The first mission will launch in April aboard SpaceX’s Transporter-7 rideshare launch. The 6U CubeSat, which is being provided by space technology company OrbAstro, will be preloaded with “asteroid-like material” to demonstrate AstroForge’s zero-gravity refining and extraction capabilities. The second mission will take the company into deep space to collect data on the surface of an asteroid the company hopes to mine later in the decade.

“We need to find some way to take the regolith from the asteroid and process it in our refinery, and we believe we’ve solved that for our target asteroid,” CEO Matt Gialich said in an interview with TechCrunch.

He said the company is working with advisers from universities, NASA and the nonprofit research organization Planetary Science Institute to help identify the most promising asteroids for exploitation. The company also recently published a paper with the Colorado School of Mines estimating the metal content of asteroids that could be mined and sold as commodities on Earth or used in space.

That paper notes that “the textures of metal-rich asteroid surfaces remain to be explored,” and Gialich confirmed that the second mission will be to study the target asteroid’s surface using high-resolution images.
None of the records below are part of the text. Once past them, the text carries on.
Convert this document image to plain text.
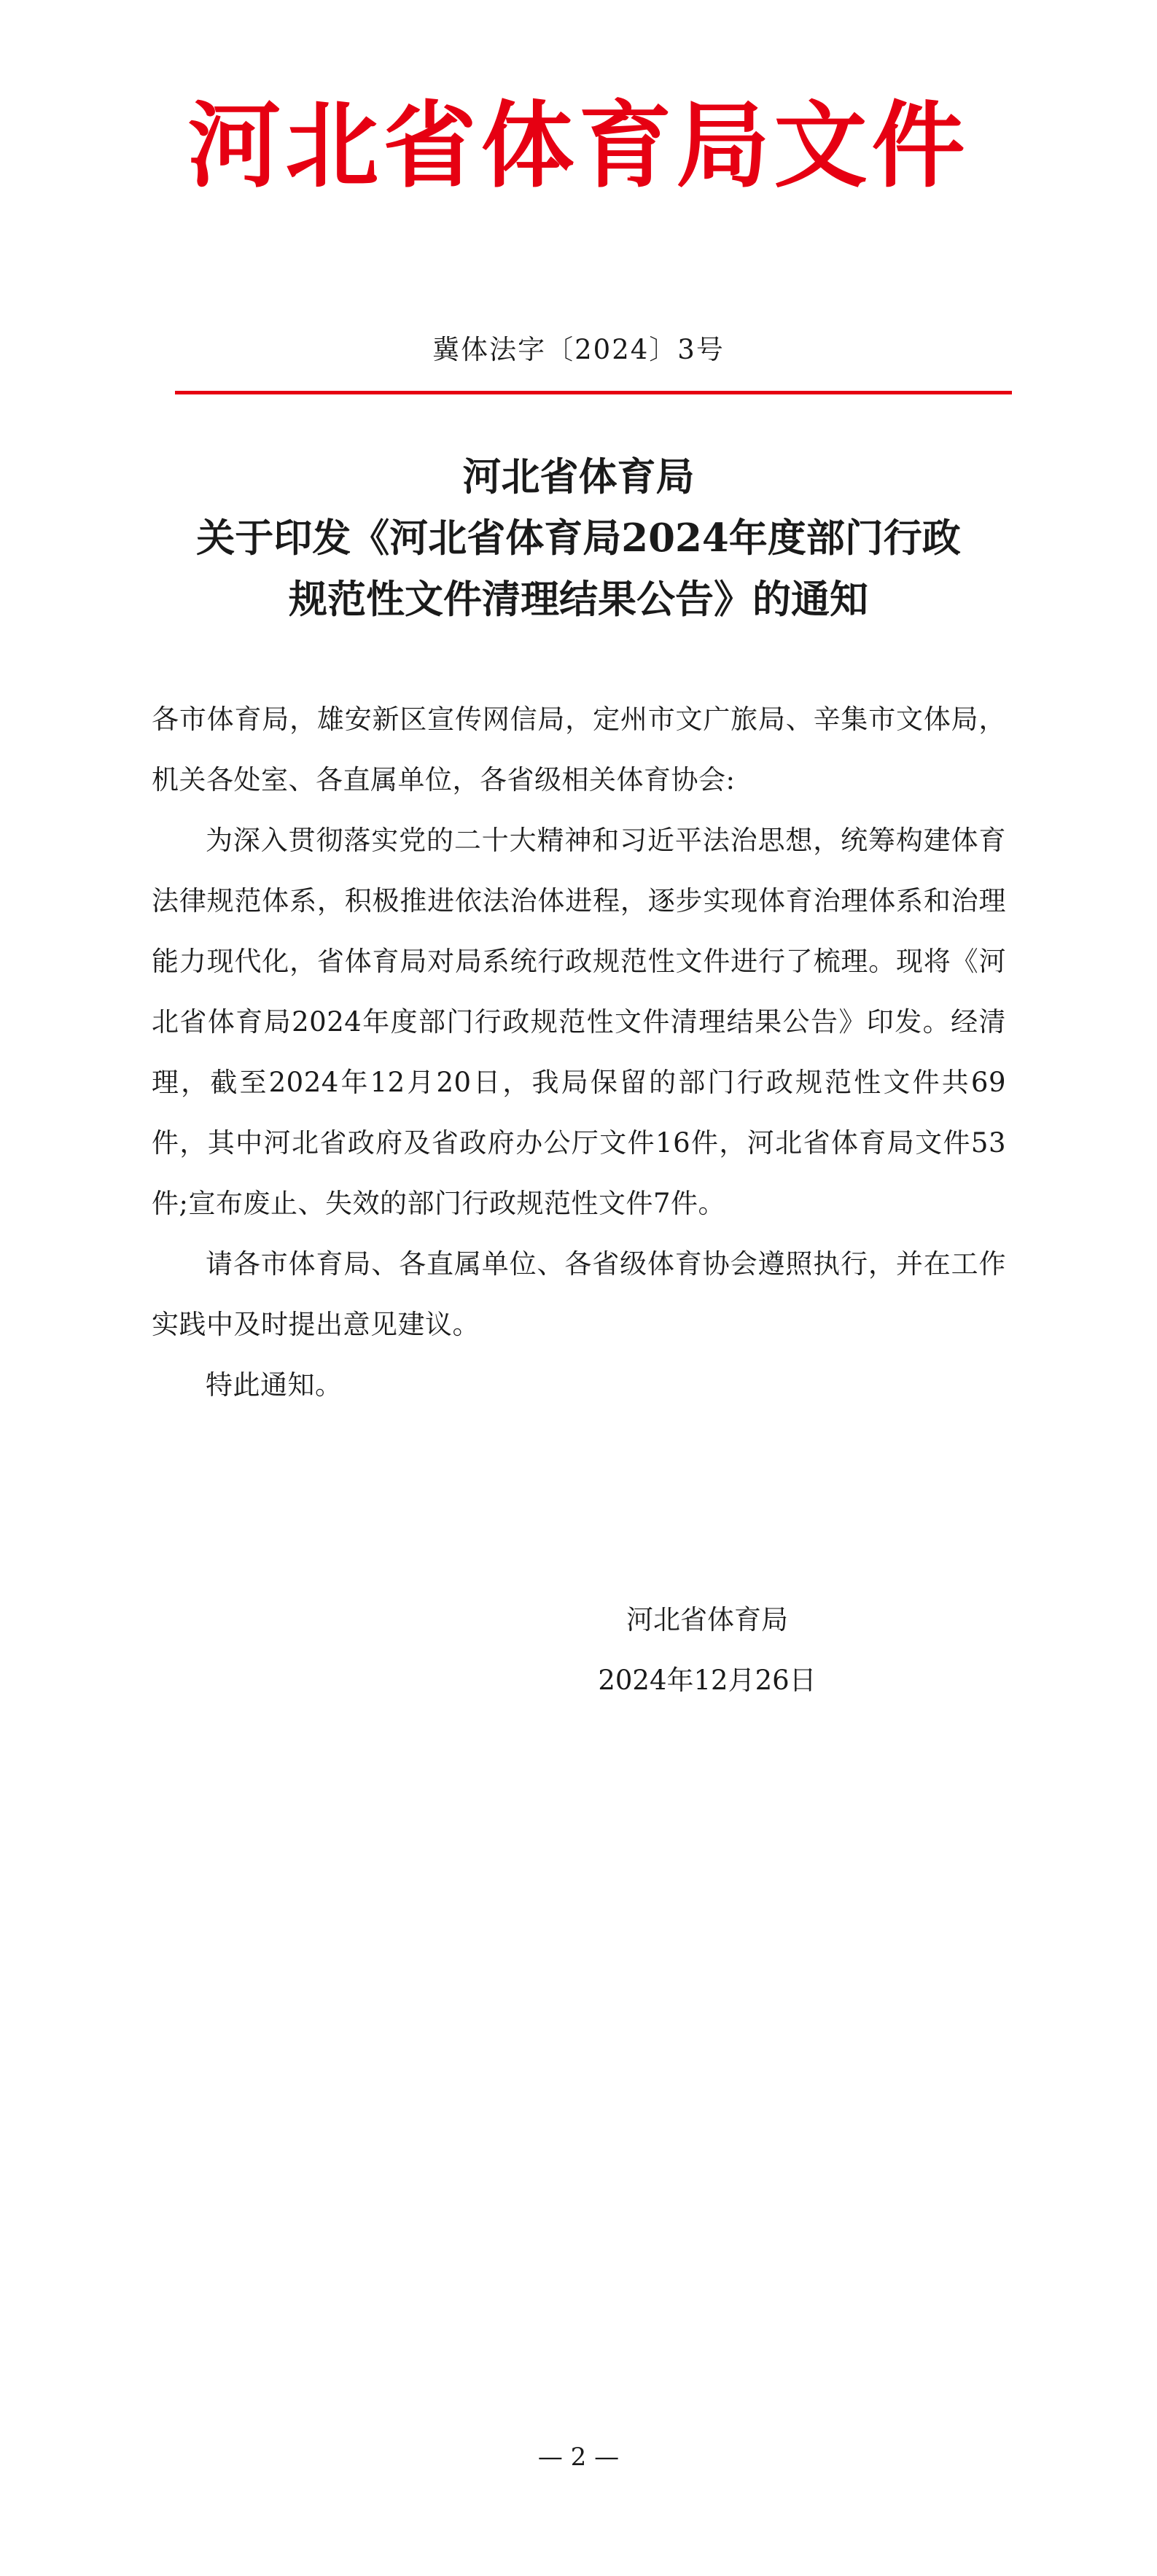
河北省体育局文件
冀体法字〔2024〕3号
河北省体育局
关于印发《河北省体育局2024年度部门行政
规范性文件清理结果公告》的通知

各市体育局，雄安新区宣传网信局，定州市文广旅局、辛集市文体局，机关各处室、各直属单位，各省级相关体育协会:

为深入贯彻落实党的二十大精神和习近平法治思想，统筹构建体育法律规范体系，积极推进依法治体进程，逐步实现体育治理体系和治理能力现代化，省体育局对局系统行政规范性文件进行了梳理。现将《河北省体育局2024年度部门行政规范性文件清理结果公告》印发。经清理，截至2024年12月20日，我局保留的部门行政规范性文件共69件，其中河北省政府及省政府办公厅文件16件，河北省体育局文件53件;宣布废止、失效的部门行政规范性文件7件。

请各市体育局、各直属单位、各省级体育协会遵照执行，并在工作实践中及时提出意见建议。

特此通知。

河北省体育局
2024年12月26日
— 2 —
He declined to provide much more information about the asteroid, other than that it’s closer to home than, say, a rock in the asteroid belt that’s between Mars and Jupiter.

“The asteroid belts, they’re far away, they’ll take us like 14-year round trips,” he said. “It’s something that’s much more suited to research and exploration. […] It’s not a viable business case for us.”

Instead, the company will hitchhike to lunar orbit with Houston-based Intuitive Machines before moving on to deep space. AstroForge’s spacecraft, again supplied by OrbAstro, will embark on a much shorter 11-month journey to the target asteroid.

AstroForge is actively planning its third asteroid landing mission and the fourth mission, which will be the company’s first refining mission to return platinum to Earth.